The verse portrayed a man who knew his position in life and his worth: ‘Too naughty, prodigals, We no dey sati, True hustlers, Today I be rag, morrow I be flag’. His allusion to being a naughty person was not in the literal sense. It was to portray a personality who was sticking to a style of music considered unrewarding. But, he knew for sure his stars would shine in due time: ‘Too naughty, prodigals/ We no dey sati/ True hustlers/ Today I be rag/ Morrow I be flag’’.
Every artist has an ambition to succeed in his career. However, the reality is that the walk towards attaining the ‘freedom’ is not always smooth. It does not happen quickly. And Worlasi recognized that from the onset, singing: ‘’We no catch the cloud saf they calling we stars/ Wait till I start before you hop in my car’’. It takes a lot of maturity to distinguish between hate and admiration especially in this competitive world of ours. Expressing admiration for those winning and picking nuggets from them to further your own ambition is not a mindset that many are able to embrace. Worlasi chose not to hate but feel motivated to push his ambition to the very top.

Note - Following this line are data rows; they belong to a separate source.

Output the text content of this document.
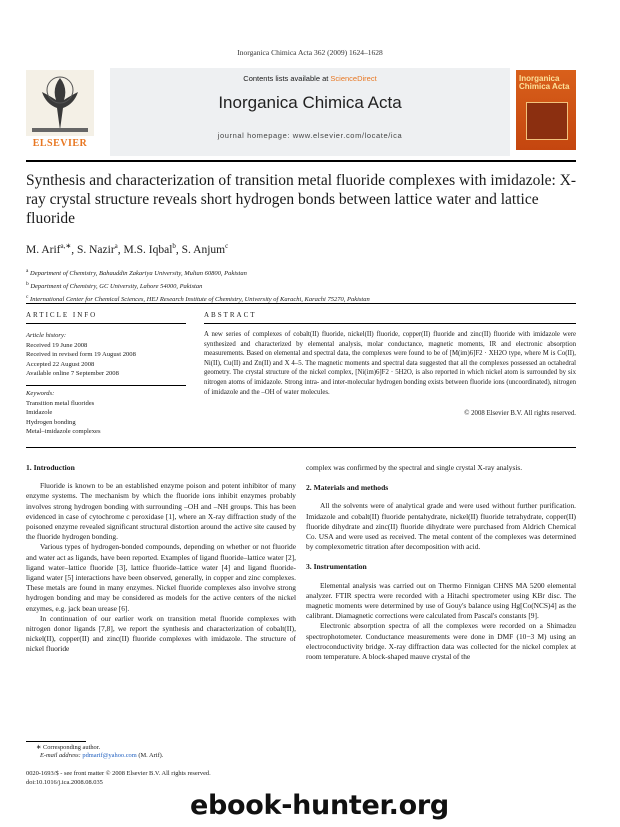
Inorganica Chimica Acta 362 (2009) 1624–1628
ELSEVIER
Contents lists available at ScienceDirect
Inorganica Chimica Acta
journal homepage: www.elsevier.com/locate/ica
Inorganica Chimica Acta
Synthesis and characterization of transition metal fluoride complexes with imidazole: X-ray crystal structure reveals short hydrogen bonds between lattice water and lattice fluoride
M. Arif$^{a,∗}$, S. Nazir$^a$, M.S. Iqbal$^b$, S. Anjum$^c$
$^a$ Department of Chemistry, Bahauddin Zakariya University, Multan 60800, Pakistan
$^b$ Department of Chemistry, GC University, Lahore 54000, Pakistan
$^c$ International Center for Chemical Sciences, HEJ Research Institute of Chemistry, University of Karachi, Karachi 75270, Pakistan
ARTICLE INFO	ABSTRACT
Article history:
Received 19 June 2008
Received in revised form 19 August 2008
Accepted 22 August 2008
Available online 7 September 2008
Keywords:
Transition metal fluorides
Imidazole
Hydrogen bonding
Metal–imidazole complexes
A new series of complexes of cobalt(II) fluoride, nickel(II) fluoride, copper(II) fluoride and zinc(II) fluoride with imidazole were synthesized and characterized by elemental analysis, molar conductance, magnetic moments, IR and electronic absorption measurements. Based on elemental and spectral data, the complexes were found to be of [M(im)6]F2 · XH2O type, where M is Co(II), Ni(II), Cu(II) and Zn(II) and X 4–5. The magnetic moments and spectral data suggested that all the complexes possessed an octahedral geometry. The crystal structure of the nickel complex, [Ni(im)6]F2 · 5H2O, is also reported in which nickel atom is surrounded by six nitrogen atoms of imidazole. Strong intra- and inter-molecular hydrogen bonding exists between fluoride ions (uncoordinated), nitrogen of imidazole and the –OH of water molecules.
© 2008 Elsevier B.V. All rights reserved.
1. Introduction

Fluoride is known to be an established enzyme poison and potent inhibitor of many enzyme systems. The mechanism by which the fluoride ions inhibit enzymes probably involves strong hydrogen bonding with surrounding –OH and –NH groups. This has been evidenced in case of cytochrome c peroxidase [1], where an X-ray diffraction study of the poisoned enzyme revealed significant structural distortion around the active site caused by the fluoride hydrogen bonding.

Various types of hydrogen-bonded compounds, depending on whether or not fluoride and water act as ligands, have been reported. Examples of ligand fluoride–lattice water [2], ligand water–lattice fluoride [3], lattice fluoride–lattice water [4] and ligand fluoride-ligand water [5] interactions have been observed, generally, in copper and zinc complexes. These metals are found in many enzymes. Nickel fluoride complexes also involve strong hydrogen bonding and may be considered as models for the active centers of the nickel enzymes, e.g. jack bean urease [6].

In continuation of our earlier work on transition metal fluoride complexes with nitrogen donor ligands [7,8], we report the synthesis and characterization of cobalt(II), nickel(II), copper(II) and zinc(II) fluoride complexes with imidazole. The structure of nickel fluoride

complex was confirmed by the spectral and single crystal X-ray analysis.

2. Materials and methods

All the solvents were of analytical grade and were used without further purification. Imidazole and cobalt(II) fluoride pentahydrate, nickel(II) fluoride tetrahydrate, copper(II) fluoride dihydrate and zinc(II) fluoride dihydrate were purchased from Aldrich Chemical Co. USA and were used as received. The metal content of the complexes was determined by complexometric titration after decomposition with acid.

3. Instrumentation

Elemental analysis was carried out on Thermo Finnigan CHNS MA 5200 elemental analyzer. FTIR spectra were recorded with a Hitachi spectrometer using KBr disc. The magnetic moments were determined by use of Gouy's balance using Hg[Co(NCS)4] as the calibrant. Diamagnetic corrections were calculated from Pascal's constants [9].

Electronic absorption spectra of all the complexes were recorded on a Shimadzu spectrophotometer. Conductance measurements were done in DMF (10−3 M) using an electroconductivity bridge. X-ray diffraction data was collected for the nickel complex at room temperature. A block-shaped mauve crystal of the

∗ Corresponding author.
E-mail address: pdmarif@yahoo.com (M. Arif).
0020-1693/$ - see front matter © 2008 Elsevier B.V. All rights reserved.
doi:10.1016/j.ica.2008.08.035
ebook-hunter.org
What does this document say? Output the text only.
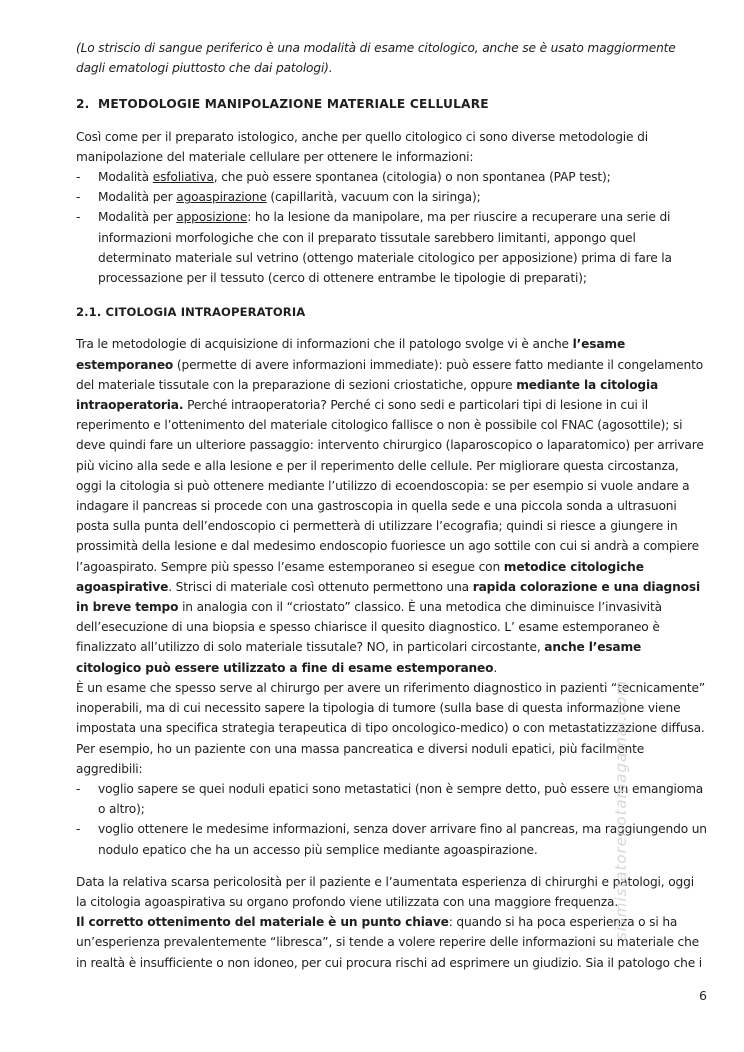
(Lo striscio di sangue periferico è una modalità di esame citologico, anche se è usato maggiormente dagli ematologi piuttosto che dai patologi).

2. METODOLOGIE MANIPOLAZIONE MATERIALE CELLULARE

Così come per il preparato istologico, anche per quello citologico ci sono diverse metodologie di manipolazione del materiale cellulare per ottenere le informazioni:

- Modalità esfoliativa, che può essere spontanea (citologia) o non spontanea (PAP test);
- Modalità per agoaspirazione (capillarità, vacuum con la siringa);
- Modalità per apposizione: ho la lesione da manipolare, ma per riuscire a recuperare una serie di informazioni morfologiche che con il preparato tissutale sarebbero limitanti, appongo quel determinato materiale sul vetrino (ottengo materiale citologico per apposizione) prima di fare la processazione per il tessuto (cerco di ottenere entrambe le tipologie di preparati);
2.1. CITOLOGIA INTRAOPERATORIA

Tra le metodologie di acquisizione di informazioni che il patologo svolge vi è anche l’esame estemporaneo (permette di avere informazioni immediate): può essere fatto mediante il congelamento del materiale tissutale con la preparazione di sezioni criostatiche, oppure mediante la citologia intraoperatoria. Perché intraoperatoria? Perché ci sono sedi e particolari tipi di lesione in cui il reperimento e l’ottenimento del materiale citologico fallisce o non è possibile col FNAC (agosottile); si deve quindi fare un ulteriore passaggio: intervento chirurgico (laparoscopico o laparatomico) per arrivare più vicino alla sede e alla lesione e per il reperimento delle cellule. Per migliorare questa circostanza, oggi la citologia si può ottenere mediante l’utilizzo di ecoendoscopia: se per esempio si vuole andare a indagare il pancreas si procede con una gastroscopia in quella sede e una piccola sonda a ultrasuoni posta sulla punta dell’endoscopio ci permetterà di utilizzare l’ecografia; quindi si riesce a giungere in prossimità della lesione e dal medesimo endoscopio fuoriesce un ago sottile con cui si andrà a compiere l’agoaspirato. Sempre più spesso l’esame estemporaneo si esegue con metodice citologiche agoaspirative. Strisci di materiale così ottenuto permettono una rapida colorazione e una diagnosi in breve tempo in analogia con il “criostato” classico. È una metodica che diminuisce l’invasività dell’esecuzione di una biopsia e spesso chiarisce il quesito diagnostico. L’ esame estemporaneo è finalizzato all’utilizzo di solo materiale tissutale? NO, in particolari circostante, anche l’esame citologico può essere utilizzato a fine di esame estemporaneo.

È un esame che spesso serve al chirurgo per avere un riferimento diagnostico in pazienti “tecnicamente” inoperabili, ma di cui necessito sapere la tipologia di tumore (sulla base di questa informazione viene impostata una specifica strategia terapeutica di tipo oncologico-medico) o con metastatizzazione diffusa. Per esempio, ho un paziente con una massa pancreatica e diversi noduli epatici, più facilmente aggredibili:

- voglio sapere se quei noduli epatici sono metastatici (non è sempre detto, può essere un emangioma o altro);
- voglio ottenere le medesime informazioni, senza dover arrivare fino al pancreas, ma raggiungendo un nodulo epatico che ha un accesso più semplice mediante agoaspirazione.

Data la relativa scarsa pericolosità per il paziente e l’aumentata esperienza di chirurghi e patologi, oggi la citologia agoaspirativa su organo profondo viene utilizzata con una maggiore frequenza.

Il corretto ottenimento del materiale è un punto chiave: quando si ha poca esperienza o si ha un’esperienza prevalentemente “libresca”, si tende a volere reperire delle informazioni su materiale che in realtà è insufficiente o non idoneo, per cui procura rischi ad esprimere un giudizio. Sia il patologo che i

sismistatorenotamagamai.com
6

You got it all/ We ain’t got shit/ But life goes on
You started before we so you gone/ Mmm, you long gone
I for dey hate/But all you got, dey motivate, me
We got each other’s backs/So we stronger than all your packs
‘’Too Naughty’’ is the one of the tracks that effortlessly appeals to your sensibilities thanks to the quality exhibited by Worlasi on the song – the vulnerability in his voice, message and the overall production- added to the making of the song one of the standouts on ‘’Nus3’’; an album that embodied the soul, spirit and passion of Worlasi. And, if the lyric “you got it all, we ain’t got shit but life goes on” does not resonate with you, then you truly have not lived life.